I slept on floors and hospital cots so my daughter wouldn’t die alone in the dark.
I’m shaving my head to raise money for pediatric cancer research so no parent ever has to keep that kind of vigil again. Whether I shave my beard and eyebrows too is up to you.
When Jasmine was diagnosed with osteosarcoma in 2014, I didn’t know I was enlisting as a night watchman. But that’s what pediatric cancer does—it drafts parents into the overnight shift, turns us into sentries posted beside hospital beds, guarding against a disease that works hardest while children sleep.
After her initial biopsy, the tumor in her leg swelled so badly that Jasmine moaned through the nights. I was allowed to sleep on the floor beside her bed at home—not for comfort, but out of necessity. Her Nintendo 3DS became our lifeline—the glow of the screen the only thing strong enough to pull her attention away from the pain long enough for her to rest. I learned to sleep in stolen minutes, one ear always tuned for her voice.
At Queen Mary Hospital, I was allowed to sleep on a cot while Jasmine received IV medications meant to prevent deadly side effects from chemotherapy. I was also allowed—expected, actually—to test the pH of her urine to confirm medication dosages. This was the parents’ job. Pediatric cancer doesn’t just make patients; it conscripts caregivers. We became amateur nurses because the night required it.
At Memorial Sloan Kettering, I was allowed to sleep on cots while antibiotics dripped into her veins, fighting infections her chemotherapy-ravaged immune system could no longer stop. I was allowed to stand watch as her body was poisoned with chemotherapy—and then poisoned again to blunt its effects. The night never ended; the watch just changed locations.
When the cancer weakened the bones in her arm until it broke—irreparable, inoperable—I was allowed to read her stories each night as we waited for the day it could finally be amputated and the pain would stop. I stretched those stories as long as I could, my voice carrying her away from her broken body to places where children weren’t trapped in beds, counting down to surgery.
As her lungs filled with tumors and breathing became a struggle, I was allowed to sleep in a sleeping bag on the floor beside her hospital bed at home. My job was simple and absolute: wake at her first gasp, adjust the nasal cannula delivering precious oxygen, make sure she never woke up suffocating and alone. Some nights I didn’t sleep at all. I just counted breaths. Each one felt like a small mercy.
The time I spent with Jasmine was a privilege—but not because of cancer.
It was a privilege because she was my daughter.
The quiet moments.
The stories read one more time.
The chance to be there, fully, fiercely, until the very end.
No parent should have to earn that closeness through fear, pain, and exhaustion. No one should be forced to discover how precious time is by standing watch through the worst nights of their life.
And here’s the cruelest part: childhood cancer affects roughly 400,000 children worldwide each year, yet receives around 4% of federal cancer research funding. The treatments that forced Jasmine—and still force children today—to endure this nightmare haven’t fundamentally changed in decades. We’re still following the same brutal playbook: poison them, cut them, radiate them, and hope.
Jasmine lost her right fibula, her left ring finger, her right arm, her hair—and nine days after her 13th birthday, her life. Cancer was the thief. Underfunding was its accomplice.
I refuse to accept a world where future parents must keep the same night watches I kept. That’s why I’m shaving my head with St.

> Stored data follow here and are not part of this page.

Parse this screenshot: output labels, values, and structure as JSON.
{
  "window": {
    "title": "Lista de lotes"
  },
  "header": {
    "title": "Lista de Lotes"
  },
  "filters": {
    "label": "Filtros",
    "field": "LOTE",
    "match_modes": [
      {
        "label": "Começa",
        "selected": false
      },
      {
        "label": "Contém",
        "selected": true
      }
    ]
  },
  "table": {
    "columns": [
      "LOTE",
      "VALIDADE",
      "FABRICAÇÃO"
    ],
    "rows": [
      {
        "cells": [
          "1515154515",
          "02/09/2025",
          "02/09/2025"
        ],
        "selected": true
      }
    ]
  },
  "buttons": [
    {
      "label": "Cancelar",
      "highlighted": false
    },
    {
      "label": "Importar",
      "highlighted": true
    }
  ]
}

Baldrick’s—the largest non-government funder of childhood cancer research grants in the world.
And to push us toward better treatments, better outcomes, and fewer hospital cots and cold floors, I’m putting more than my head on the line:
$25,000 in donations by March 10th = My beard goes.
$30,000 in donations by March 10th = Goodbye, eyebrows.
Jasmine lost her eyebrows to chemotherapy. If losing mine helps fund research so other children don’t have to, I’ll make that trade every time.
No parent should be allowed to sleep on hospital cots and cold floors while their child fights for breath. No child should endure treatments designed decades ago. No family should have to say goodbye at 13.
Donate today. Help St. Baldrick’s fund the research that will finally end these vigils. Let’s build a world where parents sleep in their own beds because their children are cured, healthy, and home.
For Jasmine and all the children who lost the fight. And for every child still fighting in the dark.